Either way, then, the filibuster is safe. If politics continues as normal, Republicans will need the filibuster. If Democrats are going to sweep to power in 2016, Republicans will need the filibuster. It’s not going anywhere.
While I think this demographic doom argument that Drum refers to, which is based on the Jonathan Chait article that James Joyner wrote about earlier this week, is mostly nonsense Drum is absolutely right in his assessment of how the Republicans would view the filibuster issue should they retake the Senate in 2012, or 2014 which may be more likely. Just as the Democrats have refrained from attacking the filibuster while they’ve been in the majority, based largely on the objection on long-serving members who pointed out that the Party would not always be in the majority and would want to make use of the filibuster rules someday, a resurgent Republican majority in the Senate is going to be restrained by institutional memory, and the all-too close memories of 2007-2012. After the 2010 elections, the Democrats weren’t even able to garner 50 votes for the relatively modest filibuster reform package put forward by Oregon Senator Jeff Merkley, a proposal that didn’t come anywhere close to eliminating the filibuster. What makes anyone think that the Republicans would be able to do anything different, especially since whatever majority they would have is likely to be incredibly slim to begin with?

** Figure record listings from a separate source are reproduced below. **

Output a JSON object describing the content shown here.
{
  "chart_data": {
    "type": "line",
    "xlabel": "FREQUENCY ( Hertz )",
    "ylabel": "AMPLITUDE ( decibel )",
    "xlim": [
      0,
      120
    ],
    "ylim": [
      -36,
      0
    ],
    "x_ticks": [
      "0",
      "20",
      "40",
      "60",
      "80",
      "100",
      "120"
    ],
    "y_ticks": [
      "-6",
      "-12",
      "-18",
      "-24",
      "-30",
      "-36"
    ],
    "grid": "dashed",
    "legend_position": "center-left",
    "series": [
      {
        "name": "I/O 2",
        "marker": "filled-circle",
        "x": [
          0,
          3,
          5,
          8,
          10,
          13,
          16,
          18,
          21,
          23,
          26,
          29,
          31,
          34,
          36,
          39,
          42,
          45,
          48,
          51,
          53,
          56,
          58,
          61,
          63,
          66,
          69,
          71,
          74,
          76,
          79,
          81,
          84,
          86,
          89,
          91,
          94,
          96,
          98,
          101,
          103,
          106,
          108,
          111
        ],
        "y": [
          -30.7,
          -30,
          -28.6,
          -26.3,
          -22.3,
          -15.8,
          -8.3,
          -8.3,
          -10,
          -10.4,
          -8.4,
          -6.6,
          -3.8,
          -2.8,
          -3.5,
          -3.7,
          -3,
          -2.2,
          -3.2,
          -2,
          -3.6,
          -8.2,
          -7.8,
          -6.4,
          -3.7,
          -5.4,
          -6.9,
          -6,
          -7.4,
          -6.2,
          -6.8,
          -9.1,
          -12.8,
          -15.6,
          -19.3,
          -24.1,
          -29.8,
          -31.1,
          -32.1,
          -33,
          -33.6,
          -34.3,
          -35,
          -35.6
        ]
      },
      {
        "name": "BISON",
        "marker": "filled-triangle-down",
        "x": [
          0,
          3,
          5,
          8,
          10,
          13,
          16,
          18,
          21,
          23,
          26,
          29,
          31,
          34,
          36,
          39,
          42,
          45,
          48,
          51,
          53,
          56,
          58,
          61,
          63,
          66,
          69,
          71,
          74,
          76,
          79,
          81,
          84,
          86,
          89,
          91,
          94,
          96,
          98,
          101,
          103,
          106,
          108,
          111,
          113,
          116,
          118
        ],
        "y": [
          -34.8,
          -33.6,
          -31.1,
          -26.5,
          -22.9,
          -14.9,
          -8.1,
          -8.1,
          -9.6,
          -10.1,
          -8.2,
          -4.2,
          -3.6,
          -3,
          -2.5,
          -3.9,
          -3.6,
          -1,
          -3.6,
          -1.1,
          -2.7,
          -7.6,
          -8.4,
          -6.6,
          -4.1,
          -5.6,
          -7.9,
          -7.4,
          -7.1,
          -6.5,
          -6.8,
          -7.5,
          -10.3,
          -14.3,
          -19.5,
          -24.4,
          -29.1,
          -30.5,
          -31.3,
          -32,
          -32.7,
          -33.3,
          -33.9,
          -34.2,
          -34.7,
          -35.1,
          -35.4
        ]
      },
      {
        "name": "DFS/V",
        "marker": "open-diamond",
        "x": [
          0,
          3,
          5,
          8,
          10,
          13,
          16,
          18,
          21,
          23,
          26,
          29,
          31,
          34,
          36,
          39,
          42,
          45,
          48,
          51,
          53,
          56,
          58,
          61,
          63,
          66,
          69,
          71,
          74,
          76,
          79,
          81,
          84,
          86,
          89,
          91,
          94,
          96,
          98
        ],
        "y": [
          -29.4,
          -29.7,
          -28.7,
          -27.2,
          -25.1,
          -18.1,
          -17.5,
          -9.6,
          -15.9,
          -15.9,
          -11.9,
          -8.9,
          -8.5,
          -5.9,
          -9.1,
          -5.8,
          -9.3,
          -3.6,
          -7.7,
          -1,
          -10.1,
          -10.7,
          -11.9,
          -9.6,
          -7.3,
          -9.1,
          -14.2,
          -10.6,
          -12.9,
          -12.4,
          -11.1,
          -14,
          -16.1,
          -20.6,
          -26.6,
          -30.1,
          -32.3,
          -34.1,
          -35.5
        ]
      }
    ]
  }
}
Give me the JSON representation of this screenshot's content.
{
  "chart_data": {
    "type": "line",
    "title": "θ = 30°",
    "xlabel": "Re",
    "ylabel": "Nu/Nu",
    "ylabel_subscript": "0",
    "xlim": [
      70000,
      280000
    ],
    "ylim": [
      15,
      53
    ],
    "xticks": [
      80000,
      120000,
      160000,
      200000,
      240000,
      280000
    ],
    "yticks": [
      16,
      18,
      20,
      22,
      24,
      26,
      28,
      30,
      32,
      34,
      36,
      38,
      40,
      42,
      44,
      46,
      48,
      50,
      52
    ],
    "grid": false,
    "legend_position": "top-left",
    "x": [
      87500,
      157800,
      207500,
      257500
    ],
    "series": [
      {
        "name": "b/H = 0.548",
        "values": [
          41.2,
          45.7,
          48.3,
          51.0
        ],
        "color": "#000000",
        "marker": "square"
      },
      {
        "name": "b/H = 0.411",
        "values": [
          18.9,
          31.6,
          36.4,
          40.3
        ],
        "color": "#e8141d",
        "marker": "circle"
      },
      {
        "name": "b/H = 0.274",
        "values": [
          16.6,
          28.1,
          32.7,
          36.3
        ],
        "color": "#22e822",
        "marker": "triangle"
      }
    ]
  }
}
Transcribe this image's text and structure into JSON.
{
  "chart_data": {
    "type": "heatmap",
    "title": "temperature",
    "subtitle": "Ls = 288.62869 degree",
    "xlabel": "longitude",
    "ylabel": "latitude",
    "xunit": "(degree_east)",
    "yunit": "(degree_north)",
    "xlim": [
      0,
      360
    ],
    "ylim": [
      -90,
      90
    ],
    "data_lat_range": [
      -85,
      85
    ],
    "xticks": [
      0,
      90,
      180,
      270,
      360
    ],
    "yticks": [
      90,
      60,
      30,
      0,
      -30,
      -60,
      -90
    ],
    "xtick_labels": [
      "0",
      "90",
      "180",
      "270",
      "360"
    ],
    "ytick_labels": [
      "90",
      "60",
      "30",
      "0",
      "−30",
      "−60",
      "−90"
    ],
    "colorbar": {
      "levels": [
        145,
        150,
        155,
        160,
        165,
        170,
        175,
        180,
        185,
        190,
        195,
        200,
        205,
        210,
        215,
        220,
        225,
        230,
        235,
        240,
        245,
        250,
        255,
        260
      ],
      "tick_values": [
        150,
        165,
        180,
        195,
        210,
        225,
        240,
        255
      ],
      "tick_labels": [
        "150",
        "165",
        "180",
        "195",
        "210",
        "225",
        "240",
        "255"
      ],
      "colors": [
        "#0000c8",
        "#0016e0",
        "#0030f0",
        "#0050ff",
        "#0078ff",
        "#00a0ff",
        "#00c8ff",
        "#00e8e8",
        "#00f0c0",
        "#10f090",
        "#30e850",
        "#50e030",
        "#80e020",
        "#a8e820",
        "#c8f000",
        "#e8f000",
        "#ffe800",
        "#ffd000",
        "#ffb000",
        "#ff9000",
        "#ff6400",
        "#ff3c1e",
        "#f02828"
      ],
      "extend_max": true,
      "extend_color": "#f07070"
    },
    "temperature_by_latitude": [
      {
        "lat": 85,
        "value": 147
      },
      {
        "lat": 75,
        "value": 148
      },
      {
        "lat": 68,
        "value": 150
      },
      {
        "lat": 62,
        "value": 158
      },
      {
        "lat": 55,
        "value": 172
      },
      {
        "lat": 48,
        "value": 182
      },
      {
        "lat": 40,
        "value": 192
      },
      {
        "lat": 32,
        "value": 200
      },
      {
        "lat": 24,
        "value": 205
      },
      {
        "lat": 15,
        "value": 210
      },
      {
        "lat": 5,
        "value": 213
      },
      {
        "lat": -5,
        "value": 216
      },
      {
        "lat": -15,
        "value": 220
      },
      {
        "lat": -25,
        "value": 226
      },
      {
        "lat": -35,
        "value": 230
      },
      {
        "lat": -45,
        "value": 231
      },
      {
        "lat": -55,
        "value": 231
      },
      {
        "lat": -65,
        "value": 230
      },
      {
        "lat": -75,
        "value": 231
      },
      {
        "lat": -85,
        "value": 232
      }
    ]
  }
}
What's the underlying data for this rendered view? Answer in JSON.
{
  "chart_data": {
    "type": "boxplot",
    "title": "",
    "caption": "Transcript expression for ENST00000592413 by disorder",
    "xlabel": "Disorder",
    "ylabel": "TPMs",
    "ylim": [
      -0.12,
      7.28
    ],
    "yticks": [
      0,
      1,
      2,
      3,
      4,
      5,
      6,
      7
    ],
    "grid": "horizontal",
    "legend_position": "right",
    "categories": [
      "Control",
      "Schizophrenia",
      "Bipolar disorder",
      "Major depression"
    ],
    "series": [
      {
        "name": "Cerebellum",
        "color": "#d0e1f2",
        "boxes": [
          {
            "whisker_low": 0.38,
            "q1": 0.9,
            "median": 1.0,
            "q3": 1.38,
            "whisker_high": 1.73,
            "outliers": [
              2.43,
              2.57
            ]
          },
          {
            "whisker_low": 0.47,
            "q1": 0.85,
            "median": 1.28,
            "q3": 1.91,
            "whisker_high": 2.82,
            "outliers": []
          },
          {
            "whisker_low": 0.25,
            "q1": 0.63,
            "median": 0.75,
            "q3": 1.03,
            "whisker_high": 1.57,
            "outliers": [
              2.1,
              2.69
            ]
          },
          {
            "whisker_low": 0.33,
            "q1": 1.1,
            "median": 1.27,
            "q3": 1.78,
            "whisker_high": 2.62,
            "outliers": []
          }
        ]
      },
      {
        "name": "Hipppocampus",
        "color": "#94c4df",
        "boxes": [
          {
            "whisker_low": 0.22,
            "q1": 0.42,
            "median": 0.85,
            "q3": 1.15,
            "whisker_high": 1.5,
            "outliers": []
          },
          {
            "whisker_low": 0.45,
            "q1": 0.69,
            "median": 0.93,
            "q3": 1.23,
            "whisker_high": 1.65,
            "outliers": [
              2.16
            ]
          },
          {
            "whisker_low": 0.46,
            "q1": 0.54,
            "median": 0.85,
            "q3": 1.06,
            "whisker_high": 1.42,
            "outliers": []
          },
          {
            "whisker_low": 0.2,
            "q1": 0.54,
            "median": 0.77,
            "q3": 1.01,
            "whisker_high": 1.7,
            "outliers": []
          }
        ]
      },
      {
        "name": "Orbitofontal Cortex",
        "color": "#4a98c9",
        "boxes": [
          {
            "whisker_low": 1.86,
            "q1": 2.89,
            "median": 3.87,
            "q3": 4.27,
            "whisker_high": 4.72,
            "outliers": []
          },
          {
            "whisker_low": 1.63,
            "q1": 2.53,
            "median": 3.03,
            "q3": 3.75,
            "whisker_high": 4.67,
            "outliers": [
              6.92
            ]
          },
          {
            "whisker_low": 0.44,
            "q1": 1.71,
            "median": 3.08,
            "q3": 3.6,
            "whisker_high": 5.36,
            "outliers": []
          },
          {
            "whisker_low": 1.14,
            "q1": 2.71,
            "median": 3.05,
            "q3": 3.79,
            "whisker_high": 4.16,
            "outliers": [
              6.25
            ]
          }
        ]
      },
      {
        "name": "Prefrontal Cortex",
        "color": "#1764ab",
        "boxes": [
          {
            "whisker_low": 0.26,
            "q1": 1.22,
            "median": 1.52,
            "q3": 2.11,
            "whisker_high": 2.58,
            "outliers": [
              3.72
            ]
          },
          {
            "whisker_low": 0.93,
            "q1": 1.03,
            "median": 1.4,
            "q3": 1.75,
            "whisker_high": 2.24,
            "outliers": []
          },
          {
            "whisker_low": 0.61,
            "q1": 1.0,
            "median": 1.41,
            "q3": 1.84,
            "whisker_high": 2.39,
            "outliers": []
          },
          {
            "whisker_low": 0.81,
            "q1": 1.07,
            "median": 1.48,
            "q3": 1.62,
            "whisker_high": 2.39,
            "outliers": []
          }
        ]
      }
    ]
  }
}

This isn’t to say that the filibuster doesn’t stand need of reform, of course. As I noted at the time, Senator Merkley’s proposal, which would have required a Senator purporting to block a piece of legislation to be able to demonstrate support for his position in order to go forward, was a good idea. Another idea that many have suggested is to eliminate, or at least severely limit, the filibuster for nominations, especially judicial nominations. Others have suggested that a Senator purporting to filibuster a measure should actually be forced to hold the floor in order to delay Senate action in the style of Mr. Smith Goes To Washington. Perhaps we don’t need to go that far, we also don’t need to eliminate the filibuster entirely since it does serve the purpose of holding back majoritarianism and protecting the rights and interests of minorities. The odds of any reform happening, of course, is pretty slim, so Steinglass and Sargent and sleep soundly tonight. The filibuster is here to stay.